Le Tribunal de commerce de Nice, le 16 octobre 2025, se prononce sur une demande d’ouverture d’une liquidation judiciaire à l’encontre d’une société. Constatant l’état de cessation des paiements et l’impossibilité manifeste de redressement, il prononce la liquidation conformément à l’article L. 640-1 du code de commerce.

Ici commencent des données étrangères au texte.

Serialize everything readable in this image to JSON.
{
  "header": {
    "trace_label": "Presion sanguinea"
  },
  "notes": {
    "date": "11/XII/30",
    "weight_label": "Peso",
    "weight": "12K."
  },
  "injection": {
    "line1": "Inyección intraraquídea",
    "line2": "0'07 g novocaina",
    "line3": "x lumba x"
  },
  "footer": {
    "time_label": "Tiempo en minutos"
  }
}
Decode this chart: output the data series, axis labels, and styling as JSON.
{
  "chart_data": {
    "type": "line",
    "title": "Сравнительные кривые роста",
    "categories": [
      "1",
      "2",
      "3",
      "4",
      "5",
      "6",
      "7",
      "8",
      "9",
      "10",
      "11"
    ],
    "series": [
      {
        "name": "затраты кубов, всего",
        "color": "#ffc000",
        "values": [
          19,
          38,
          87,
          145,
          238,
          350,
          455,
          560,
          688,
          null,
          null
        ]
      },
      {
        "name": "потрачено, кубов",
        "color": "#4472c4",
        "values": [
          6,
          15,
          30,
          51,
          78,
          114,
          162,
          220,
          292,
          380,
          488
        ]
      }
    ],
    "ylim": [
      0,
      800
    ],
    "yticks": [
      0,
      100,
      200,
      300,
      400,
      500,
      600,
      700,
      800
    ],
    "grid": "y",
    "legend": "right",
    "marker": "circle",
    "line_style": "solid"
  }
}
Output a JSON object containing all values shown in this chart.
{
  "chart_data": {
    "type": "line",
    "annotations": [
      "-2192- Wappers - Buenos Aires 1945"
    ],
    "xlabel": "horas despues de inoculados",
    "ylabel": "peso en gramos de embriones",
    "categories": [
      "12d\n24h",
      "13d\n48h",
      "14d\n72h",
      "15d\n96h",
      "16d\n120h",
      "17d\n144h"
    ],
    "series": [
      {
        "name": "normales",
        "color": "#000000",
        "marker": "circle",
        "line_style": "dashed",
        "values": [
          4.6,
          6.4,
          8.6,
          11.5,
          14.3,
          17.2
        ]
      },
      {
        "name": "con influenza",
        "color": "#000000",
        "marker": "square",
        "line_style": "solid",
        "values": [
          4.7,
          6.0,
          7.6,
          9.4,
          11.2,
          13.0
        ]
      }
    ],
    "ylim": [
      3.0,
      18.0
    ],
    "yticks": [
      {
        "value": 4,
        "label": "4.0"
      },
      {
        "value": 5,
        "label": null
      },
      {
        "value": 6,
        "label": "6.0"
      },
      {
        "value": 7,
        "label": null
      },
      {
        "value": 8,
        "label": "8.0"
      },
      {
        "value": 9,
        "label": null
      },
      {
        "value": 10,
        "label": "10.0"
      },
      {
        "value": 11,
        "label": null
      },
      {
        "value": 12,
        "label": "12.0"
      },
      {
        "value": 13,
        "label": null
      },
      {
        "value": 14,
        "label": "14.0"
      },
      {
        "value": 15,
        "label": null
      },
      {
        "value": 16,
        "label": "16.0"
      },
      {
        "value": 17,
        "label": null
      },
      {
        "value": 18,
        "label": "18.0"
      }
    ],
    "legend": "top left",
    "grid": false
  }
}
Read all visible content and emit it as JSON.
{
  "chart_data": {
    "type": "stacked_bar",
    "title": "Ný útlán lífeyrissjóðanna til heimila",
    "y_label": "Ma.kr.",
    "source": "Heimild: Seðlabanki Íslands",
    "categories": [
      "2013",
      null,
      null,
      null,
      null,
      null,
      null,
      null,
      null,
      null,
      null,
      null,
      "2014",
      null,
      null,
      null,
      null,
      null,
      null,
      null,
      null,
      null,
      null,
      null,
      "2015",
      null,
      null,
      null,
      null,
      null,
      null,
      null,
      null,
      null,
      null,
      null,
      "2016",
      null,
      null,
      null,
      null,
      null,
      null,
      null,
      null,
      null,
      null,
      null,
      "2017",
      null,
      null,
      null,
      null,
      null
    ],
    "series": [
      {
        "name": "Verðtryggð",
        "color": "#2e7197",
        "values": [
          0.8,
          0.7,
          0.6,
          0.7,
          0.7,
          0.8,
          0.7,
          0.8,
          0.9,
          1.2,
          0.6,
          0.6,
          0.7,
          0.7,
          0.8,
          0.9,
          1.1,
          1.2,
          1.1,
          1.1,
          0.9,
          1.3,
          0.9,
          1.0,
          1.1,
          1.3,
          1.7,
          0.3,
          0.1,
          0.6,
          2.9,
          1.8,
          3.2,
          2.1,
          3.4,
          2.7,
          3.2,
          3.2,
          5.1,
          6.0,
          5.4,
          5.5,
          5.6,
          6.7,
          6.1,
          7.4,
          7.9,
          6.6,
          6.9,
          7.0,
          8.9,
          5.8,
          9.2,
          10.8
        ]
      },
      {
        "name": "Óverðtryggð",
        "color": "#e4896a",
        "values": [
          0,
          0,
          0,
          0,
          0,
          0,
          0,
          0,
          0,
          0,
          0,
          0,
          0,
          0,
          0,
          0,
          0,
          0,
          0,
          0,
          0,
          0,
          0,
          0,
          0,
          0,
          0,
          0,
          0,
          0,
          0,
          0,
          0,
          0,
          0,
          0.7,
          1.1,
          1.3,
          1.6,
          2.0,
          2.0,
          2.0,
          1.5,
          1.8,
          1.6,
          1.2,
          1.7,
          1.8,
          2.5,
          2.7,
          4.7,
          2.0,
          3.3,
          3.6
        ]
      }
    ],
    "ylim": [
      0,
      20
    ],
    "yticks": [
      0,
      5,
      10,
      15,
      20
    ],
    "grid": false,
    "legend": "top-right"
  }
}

Le prononcé de la liquidation judiciaire
Les conditions légalement remplies
Le tribunal retient que la société est dans l’impossibilité de faire face à son passif. Il fonde sa décision sur l’examen des pièces et des informations recueillies en chambre du conseil. « il résulte des pièces produites et des informations recueillies en Chambre du Conseil que la débitrice se trouve dans l’impossibilité de faire face à son passif exigible avec son actif disponible » (Motifs). Cette constatation objective satisfait au critère légal de la cessation des paiements. La portée est essentielle, car elle constitue le fondement nécessaire et suffisant pour ouvrir une procédure collective.
L’absence de perspective de redressement
Le juge vérifie également l’absence de toute possibilité de poursuite de l’activité. Les éléments présentés par l’entreprise elle-même conduisent à cette conclusion. « les élements présentés par l’entreprise établissent que son redressement est manifestement impossible » (Motifs). Cette appréciation, tirée des propres documents du débiteur, confère une autorité particulière à la décision. Sa valeur réside dans le contrôle du juge, qui ne se limite pas à un constat comptable mais anticipe l’issue de la procédure.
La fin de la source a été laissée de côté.